Hatha Yoga is meant to lead us toward controlling our restless minds and harnessing the ego, to make the sense of “I/myself” disappear. The eminent teacher B.K.S. Iyengar says that (1) after the body has been tempered by Yoga asanas or poses (2) the mind refined by the fire of pranayama or breath-control (3) pratyahara, the senses brought under control, and (4) dharana, the thoughts/mind stilled by being one-focused, only then can (5) niruddha, the now-restrained ego/mind/intellect be offered up to our Maker for His use and service.

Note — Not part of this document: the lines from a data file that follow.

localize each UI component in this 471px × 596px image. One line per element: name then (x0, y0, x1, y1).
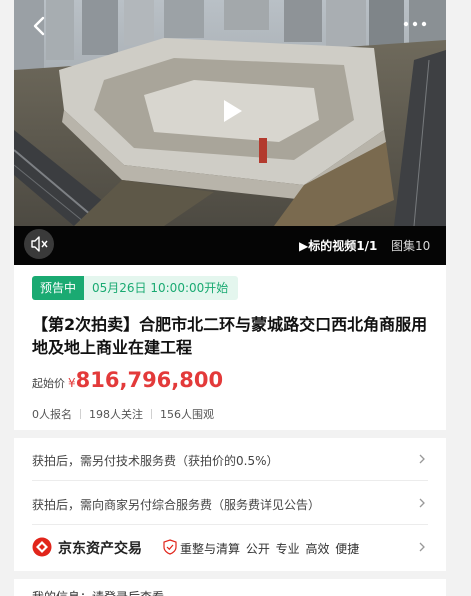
currency-symbol: ¥ (68, 376, 76, 390)
chevron-right-icon (419, 542, 425, 552)
media-bar: ▶标的视频1/1 图集10 (14, 226, 446, 265)
status-badge: 预告中 (32, 276, 85, 300)
price-row: 起始价 ¥ 816,796,800 (32, 368, 223, 392)
play-icon[interactable] (217, 97, 245, 125)
platform-name: 京东资产交易 (58, 541, 142, 557)
fees-card: 获拍后，需另付技术服务费（获拍价的0.5%） 获拍后，需向商家另付综合服务费（服… (14, 438, 446, 571)
divider (151, 409, 152, 419)
auction-title: 【第2次拍卖】合肥市北二环与蒙城路交口西北角商服用地及地上商业在建工程 (32, 315, 428, 357)
mute-button[interactable] (24, 229, 54, 259)
viewer-count: 156人围观 (160, 408, 214, 421)
auction-detail-page: ▶标的视频1/1 图集10 预告中 05月26日 10:00:00开始 【第2次… (14, 0, 446, 596)
service-fee-row[interactable]: 获拍后，需向商家另付综合服务费（服务费详见公告） (32, 482, 428, 525)
my-info-row[interactable]: 我的信息：请登录后查看 (14, 579, 446, 596)
more-icon[interactable] (402, 18, 428, 30)
auction-info-card: 预告中 05月26日 10:00:00开始 【第2次拍卖】合肥市北二环与蒙城路交… (14, 265, 446, 430)
tech-fee-row[interactable]: 获拍后，需另付技术服务费（获拍价的0.5%） (32, 438, 428, 481)
follower-count: 198人关注 (89, 408, 143, 421)
divider (80, 409, 81, 419)
platform-tags: 重整与清算 公开 专业 高效 便捷 (180, 542, 360, 556)
back-icon[interactable] (28, 14, 52, 38)
stats-row: 0人报名 198人关注 156人围观 (32, 406, 214, 422)
gallery-tab[interactable]: 图集10 (391, 237, 430, 254)
speaker-muted-icon (31, 236, 48, 252)
chevron-right-icon (419, 498, 425, 508)
media-viewer[interactable]: ▶标的视频1/1 图集10 (14, 0, 446, 265)
shield-check-icon (163, 539, 177, 555)
jd-logo-icon (32, 537, 52, 557)
start-time: 05月26日 10:00:00开始 (84, 276, 239, 300)
chevron-right-icon (419, 454, 425, 464)
tech-fee-text: 获拍后，需另付技术服务费（获拍价的0.5%） (32, 454, 279, 468)
price-label: 起始价 (32, 377, 65, 390)
starting-price: 816,796,800 (75, 368, 224, 392)
registration-count: 0人报名 (32, 408, 72, 421)
platform-row[interactable]: 京东资产交易 重整与清算 公开 专业 高效 便捷 (32, 526, 428, 568)
status-row: 预告中 05月26日 10:00:00开始 (32, 276, 239, 300)
video-tab[interactable]: ▶标的视频1/1 (299, 237, 377, 254)
my-info-text: 我的信息：请登录后查看 (32, 588, 164, 596)
service-fee-text: 获拍后，需向商家另付综合服务费（服务费详见公告） (32, 498, 321, 512)
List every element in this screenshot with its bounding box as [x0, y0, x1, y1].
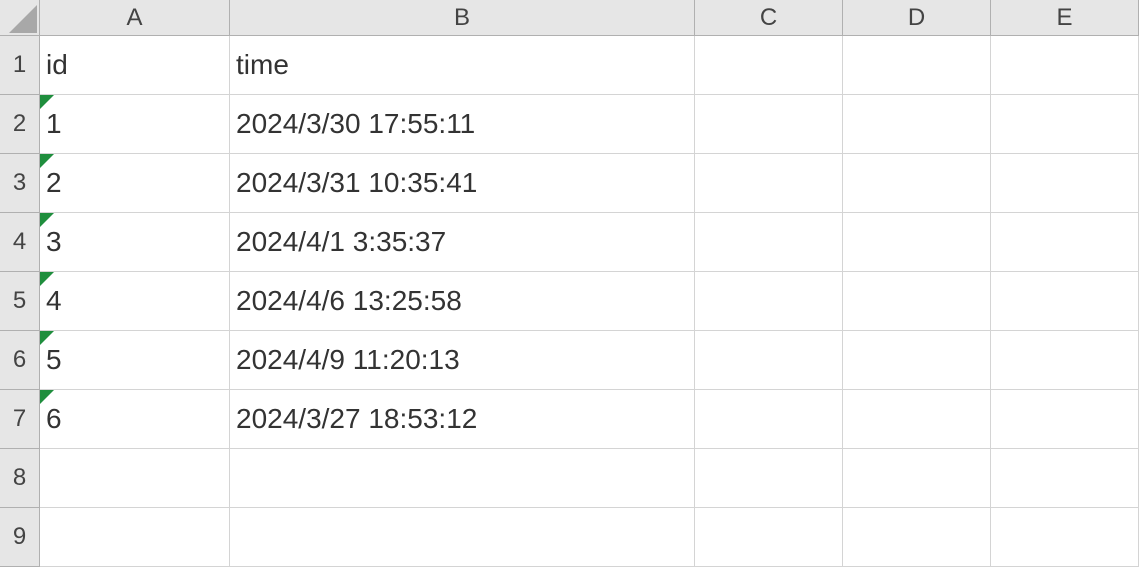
cell-E4[interactable]	[991, 213, 1139, 272]
cell-A4[interactable]: 3	[40, 213, 230, 272]
cell-D1[interactable]	[843, 36, 991, 95]
cell-B3[interactable]: 2024/3/31 10:35:41	[230, 154, 695, 213]
cell-A2[interactable]: 1	[40, 95, 230, 154]
row-header-2[interactable]: 2	[0, 95, 40, 154]
row-header-4[interactable]: 4	[0, 213, 40, 272]
cell-B5[interactable]: 2024/4/6 13:25:58	[230, 272, 695, 331]
cell-A8[interactable]	[40, 449, 230, 508]
cell-D3[interactable]	[843, 154, 991, 213]
cell-C5[interactable]	[695, 272, 843, 331]
cell-D2[interactable]	[843, 95, 991, 154]
cell-D7[interactable]	[843, 390, 991, 449]
column-header-E[interactable]: E	[991, 0, 1139, 36]
cell-C2[interactable]	[695, 95, 843, 154]
cell-C9[interactable]	[695, 508, 843, 567]
cell-D6[interactable]	[843, 331, 991, 390]
cell-B6[interactable]: 2024/4/9 11:20:13	[230, 331, 695, 390]
cell-E7[interactable]	[991, 390, 1139, 449]
cell-D8[interactable]	[843, 449, 991, 508]
cell-E8[interactable]	[991, 449, 1139, 508]
row-header-1[interactable]: 1	[0, 36, 40, 95]
cell-D5[interactable]	[843, 272, 991, 331]
row-header-9[interactable]: 9	[0, 508, 40, 567]
cell-B4[interactable]: 2024/4/1 3:35:37	[230, 213, 695, 272]
cell-D4[interactable]	[843, 213, 991, 272]
column-header-A[interactable]: A	[40, 0, 230, 36]
cell-C7[interactable]	[695, 390, 843, 449]
select-all-corner[interactable]	[0, 0, 40, 36]
cell-B8[interactable]	[230, 449, 695, 508]
cell-B7[interactable]: 2024/3/27 18:53:12	[230, 390, 695, 449]
cell-C6[interactable]	[695, 331, 843, 390]
column-header-C[interactable]: C	[695, 0, 843, 36]
cell-B1[interactable]: time	[230, 36, 695, 95]
column-header-B[interactable]: B	[230, 0, 695, 36]
cell-B9[interactable]	[230, 508, 695, 567]
spreadsheet-grid: A B C D E 1 id time 2 1 2024/3/30 17:55:…	[0, 0, 1141, 567]
cell-D9[interactable]	[843, 508, 991, 567]
cell-A1[interactable]: id	[40, 36, 230, 95]
cell-E9[interactable]	[991, 508, 1139, 567]
cell-A9[interactable]	[40, 508, 230, 567]
cell-A6[interactable]: 5	[40, 331, 230, 390]
cell-E6[interactable]	[991, 331, 1139, 390]
cell-A7[interactable]: 6	[40, 390, 230, 449]
row-header-7[interactable]: 7	[0, 390, 40, 449]
cell-E1[interactable]	[991, 36, 1139, 95]
row-header-8[interactable]: 8	[0, 449, 40, 508]
cell-A3[interactable]: 2	[40, 154, 230, 213]
row-header-3[interactable]: 3	[0, 154, 40, 213]
cell-A5[interactable]: 4	[40, 272, 230, 331]
column-header-D[interactable]: D	[843, 0, 991, 36]
cell-C3[interactable]	[695, 154, 843, 213]
cell-E3[interactable]	[991, 154, 1139, 213]
cell-C8[interactable]	[695, 449, 843, 508]
cell-C4[interactable]	[695, 213, 843, 272]
row-header-6[interactable]: 6	[0, 331, 40, 390]
row-header-5[interactable]: 5	[0, 272, 40, 331]
cell-C1[interactable]	[695, 36, 843, 95]
cell-E5[interactable]	[991, 272, 1139, 331]
cell-B2[interactable]: 2024/3/30 17:55:11	[230, 95, 695, 154]
cell-E2[interactable]	[991, 95, 1139, 154]
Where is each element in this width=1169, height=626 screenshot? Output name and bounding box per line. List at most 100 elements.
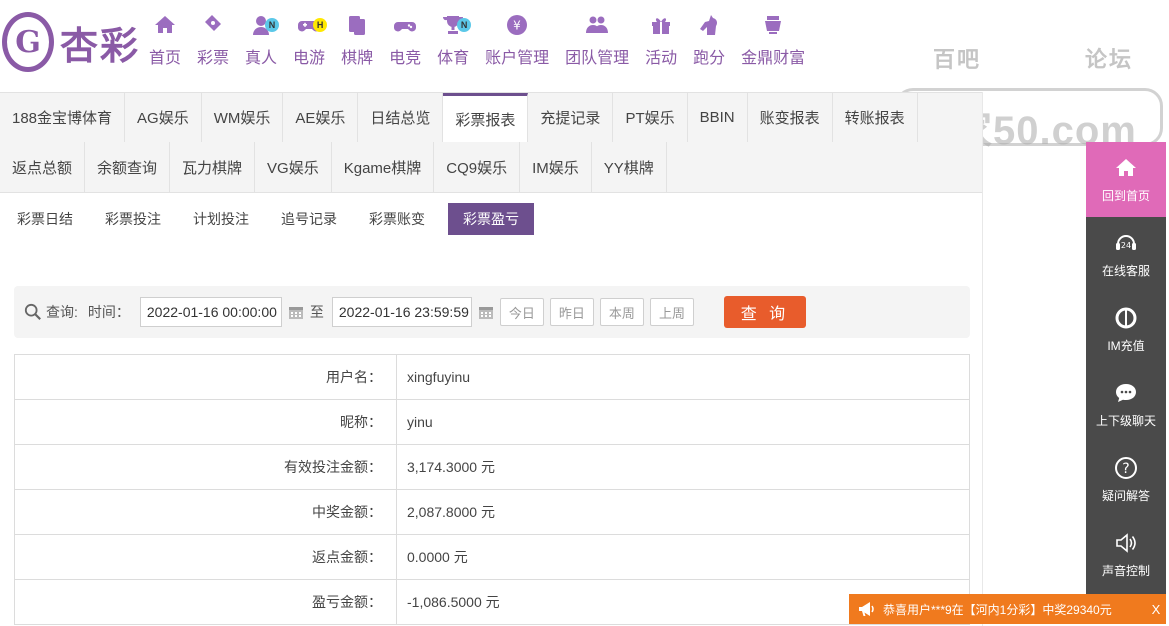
sidebar-label: 上下级聊天 <box>1095 414 1156 428</box>
report-tab[interactable]: PT娱乐 <box>613 93 688 142</box>
report-tab[interactable]: YY棋牌 <box>591 142 667 192</box>
report-tab[interactable]: 充提记录 <box>528 93 614 142</box>
report-tab[interactable]: 转账报表 <box>832 93 918 142</box>
sidebar-item-5[interactable]: 声音控制 <box>1086 517 1166 592</box>
table-row: 盈亏金额： -1,086.5000 元 <box>14 579 970 625</box>
table-row: 返点金额： 0.0000 元 <box>14 534 970 580</box>
unicorn-icon <box>696 12 722 38</box>
query-bar: 查询: 时间： 2022-01-16 00:00:00 至 2022-01-16… <box>14 286 970 338</box>
nav-label: 团队管理 <box>565 50 630 67</box>
nav-item-10[interactable]: 跑分 <box>685 12 733 72</box>
sidebar-item-3[interactable]: 上下级聊天 <box>1086 367 1166 442</box>
sub-tab[interactable]: 彩票盈亏 <box>448 203 534 235</box>
nav-label: 彩票 <box>197 50 230 67</box>
esports-controller-icon <box>392 12 418 38</box>
nav-item-8[interactable]: 团队管理 <box>557 12 637 72</box>
nav-label: 体育 <box>437 50 470 67</box>
report-tab[interactable]: VG娱乐 <box>255 142 332 192</box>
report-tab[interactable]: IM娱乐 <box>520 142 592 192</box>
sidebar-label: 声音控制 <box>1101 564 1150 578</box>
report-tab[interactable]: AG娱乐 <box>125 93 202 142</box>
nav-label: 棋牌 <box>341 50 374 67</box>
report-tab[interactable]: BBIN <box>687 93 748 142</box>
nav-item-6[interactable]: 体育 N <box>429 12 477 72</box>
table-row: 昵称： yinu <box>14 399 970 445</box>
sidebar-label: 回到首页 <box>1101 189 1150 203</box>
report-tabs-row-2: 返点总额 余额查询 瓦力棋牌 VG娱乐 Kgame棋牌 CQ9娱乐 IM娱乐 YY棋牌 <box>0 142 982 193</box>
svg-text:¥: ¥ <box>513 19 521 33</box>
quick-range-this-week[interactable]: 本周 <box>599 298 644 326</box>
row-label: 用户名： <box>14 354 397 400</box>
row-label: 昵称： <box>14 399 397 445</box>
home-icon <box>1113 155 1139 181</box>
nav-label: 首页 <box>149 50 182 67</box>
sub-tab[interactable]: 彩票投注 <box>90 203 176 235</box>
report-tab[interactable]: AE娱乐 <box>283 93 359 142</box>
end-time-input[interactable]: 2022-01-16 23:59:59 <box>331 297 472 327</box>
row-value: 3,174.3000 元 <box>396 444 970 490</box>
report-tab[interactable]: CQ9娱乐 <box>434 142 521 192</box>
home-icon <box>152 12 178 38</box>
nav-item-11[interactable]: 金鼎财富 <box>733 12 813 72</box>
search-button[interactable]: 查 询 <box>723 296 806 328</box>
query-label: 查询: <box>46 304 78 320</box>
nav-badge: H <box>313 18 328 32</box>
sub-tab[interactable]: 计划投注 <box>178 203 264 235</box>
row-label: 有效投注金额： <box>14 444 397 490</box>
sidebar-item-4[interactable]: ? 疑问解答 <box>1086 442 1166 517</box>
nav-item-9[interactable]: 活动 <box>637 12 685 72</box>
nav-item-7[interactable]: ¥ 账户管理 <box>477 12 557 72</box>
nav-item-2[interactable]: 真人 N <box>237 12 285 72</box>
nav-label: 电游 <box>293 50 326 67</box>
nav-item-3[interactable]: 电游 H <box>285 12 333 72</box>
time-label: 时间： <box>87 304 130 320</box>
brand-logo[interactable]: G 杏彩 <box>2 12 140 72</box>
notice-close-button[interactable]: X <box>1146 602 1166 617</box>
nav-item-0[interactable]: 首页 <box>141 12 189 72</box>
report-tab[interactable]: 返点总额 <box>0 142 86 192</box>
report-tab[interactable]: 日结总览 <box>358 93 444 142</box>
svg-text:?: ? <box>1122 461 1129 477</box>
search-icon <box>24 303 41 320</box>
nav-label: 电竞 <box>389 50 422 67</box>
profit-loss-table: 用户名： xingfuyinu 昵称： yinu 有效投注金额： 3,174.3000 元… <box>14 354 970 625</box>
quick-range-yesterday[interactable]: 昨日 <box>549 298 594 326</box>
headset-24-icon: 24 <box>1113 230 1139 256</box>
nav-badge: N <box>457 18 472 32</box>
nav-item-1[interactable]: 彩票 <box>189 12 237 72</box>
report-tab[interactable]: 188金宝博体育 <box>0 93 126 142</box>
floating-sidebar: 回到首页 24 在线客服 IM充值上下级聊天 ? 疑问解答声音控制 <box>1086 142 1166 602</box>
report-tab[interactable]: WM娱乐 <box>201 93 284 142</box>
nav-badge: N <box>265 18 280 32</box>
report-tab[interactable]: 余额查询 <box>85 142 171 192</box>
wealth-icon <box>760 12 786 38</box>
report-tab[interactable]: 瓦力棋牌 <box>170 142 256 192</box>
nav-item-4[interactable]: 棋牌 <box>333 12 381 72</box>
sidebar-item-1[interactable]: 24 在线客服 <box>1086 217 1166 292</box>
notice-text: 恭喜用户***9在【河内1分彩】中奖29340元 <box>883 602 1112 617</box>
logo-text: 杏彩 <box>60 22 141 68</box>
sidebar-label: 在线客服 <box>1101 264 1150 278</box>
nav-item-5[interactable]: 电竞 <box>381 12 429 72</box>
team-icon <box>584 12 610 38</box>
sidebar-item-2[interactable]: IM充值 <box>1086 292 1166 367</box>
calendar-icon[interactable] <box>478 304 494 320</box>
calendar-icon[interactable] <box>288 304 304 320</box>
range-separator: 至 <box>309 304 324 320</box>
sub-tab[interactable]: 彩票日结 <box>2 203 88 235</box>
report-tab[interactable]: 账变报表 <box>747 93 833 142</box>
report-tab[interactable]: 彩票报表 <box>443 93 529 142</box>
sub-tab[interactable]: 追号记录 <box>266 203 352 235</box>
megaphone-icon <box>859 602 874 616</box>
lottery-ticket-icon <box>200 12 226 38</box>
win-notice-bar: 恭喜用户***9在【河内1分彩】中奖29340元 X <box>849 594 1166 624</box>
start-time-input[interactable]: 2022-01-16 00:00:00 <box>139 297 282 327</box>
quick-range-today[interactable]: 今日 <box>499 298 544 326</box>
report-tab[interactable]: Kgame棋牌 <box>331 142 435 192</box>
logo-mark: G <box>2 12 54 72</box>
row-value: yinu <box>396 399 970 445</box>
quick-range-last-week[interactable]: 上周 <box>649 298 694 326</box>
sub-tab[interactable]: 彩票账变 <box>354 203 440 235</box>
lottery-sub-tabs: 彩票日结 彩票投注 计划投注 追号记录 彩票账变 彩票盈亏 <box>0 203 534 235</box>
sidebar-item-0[interactable]: 回到首页 <box>1086 142 1166 217</box>
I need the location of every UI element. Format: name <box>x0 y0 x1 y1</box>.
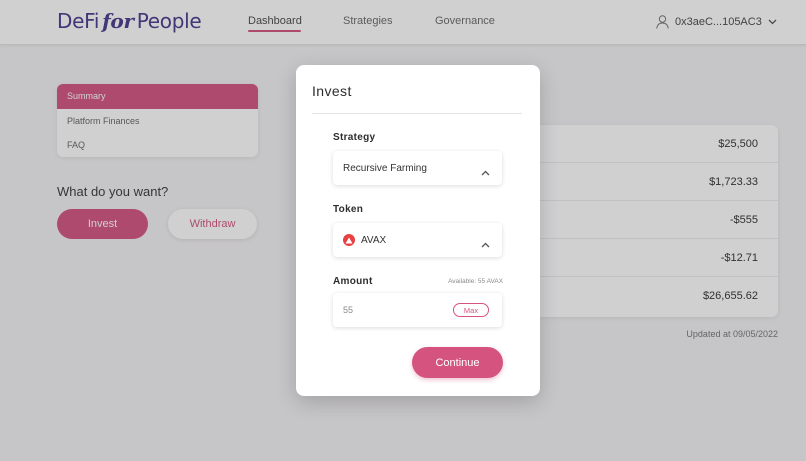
max-button[interactable]: Max <box>453 303 489 317</box>
token-value: AVAX <box>361 234 387 246</box>
chevron-up-icon <box>481 235 490 253</box>
token-select[interactable]: AVAX <box>333 223 502 257</box>
strategy-value: Recursive Farming <box>343 162 427 174</box>
chevron-up-icon <box>481 163 490 181</box>
available-balance: Available: 55 AVAX <box>448 278 503 285</box>
amount-field: Max <box>333 293 502 327</box>
modal-title: Invest <box>312 83 352 99</box>
amount-label: Amount <box>333 276 373 287</box>
strategy-label: Strategy <box>333 132 376 143</box>
token-label: Token <box>333 204 364 215</box>
modal-divider <box>312 113 522 114</box>
amount-input[interactable] <box>343 302 443 318</box>
invest-modal: Invest Strategy Recursive Farming Token … <box>296 65 540 396</box>
continue-button[interactable]: Continue <box>412 347 503 378</box>
avax-icon <box>343 234 355 246</box>
strategy-select[interactable]: Recursive Farming <box>333 151 502 185</box>
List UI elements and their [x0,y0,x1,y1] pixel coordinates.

Our classes at Pearson’s had consisted of the little we could do with the asanas, the more we could achieve (in our nearly immobile or spastic states) with breath-control, and the most we could accomplish with concentration. Towards that end, we had done some personalized and philosophical affirmations. We went for imaginary walks in each of our “ideal” places, putting all our senses into play. We candle-gazed and did healthy body visualizations. We chanted Om in harmony and repeated beautiful mantras such as “God is love.” We visualized a golden light in the middle of our foreheads, allowing it to spread to our hearts and bodies, into the room, through the hospital, out into the street, the city, the province, the country, the continent, and the entire earth until the whole world was ablaze with the light of love.

These the patients were able to accomplish within the spirit of the 11/12th meditative aspects of Hatha Yoga, and, as the sprouting plant had clearly shown, it had been a splendid and unexpectedly powerful practice. The remaining 1/12th aspect of Yoga – the practice of asanas – is best explained by Pegge Gabbot. An 83 year-old Yoga teacher with luminous skin and superb health, she still literally “gives” six classes a week for free on Vancouver Island. Before that, she had taught Yoga for over 30 years for the Vancouver School Board, and in the Downtown Eastside CCL Centre for addicts and alcoholics.

Pegge has always passionately asserted that Yoga is Yoga. It is not about tying oneself into knots. It’s about body, mind, and spirit yoking together to get the most out of life. It’s Patanjali’s Yoga philosophy, as taught to me by my beloved teacher Indra Devi (who was still actively teaching when she died at age 102). That is why my classes are meant for everyone no matter their age, flexibility, health, shape or economic status. Yoga should be non-competitive and all-inclusive. It ought to be something the average person can do, and it must never be out of reach (though some poses may be difficult and take more time to achieve). Yoga is about going only as far as you can go in challenging the joints, yet not so far that they become stiff. It’s about a stretching taking place by itself, even if only minimally. Yoga is about getting in touch with the science of self-awareness – of the True Self.

My patient-students at Pearson’s had nodded at this Yoga concept with a sense of startled recognition, and we had gone on to discuss what this True Self might be like. We knew that, no matter what the present self, the True Self was “whole” in all the three aspects of itself – it was undamaged, undying, loving and tolerant, even of its own human imperfections.

Greatly relieved at this monumental insight, we had done the breath every living creature does unconsciously, breathing in with the sound So’ham (the Immortal Spirit am I, or I am that which is) and breathing out with Hamsah (I am He). And then, we had sung a joyous, “Merry Christmas to All!”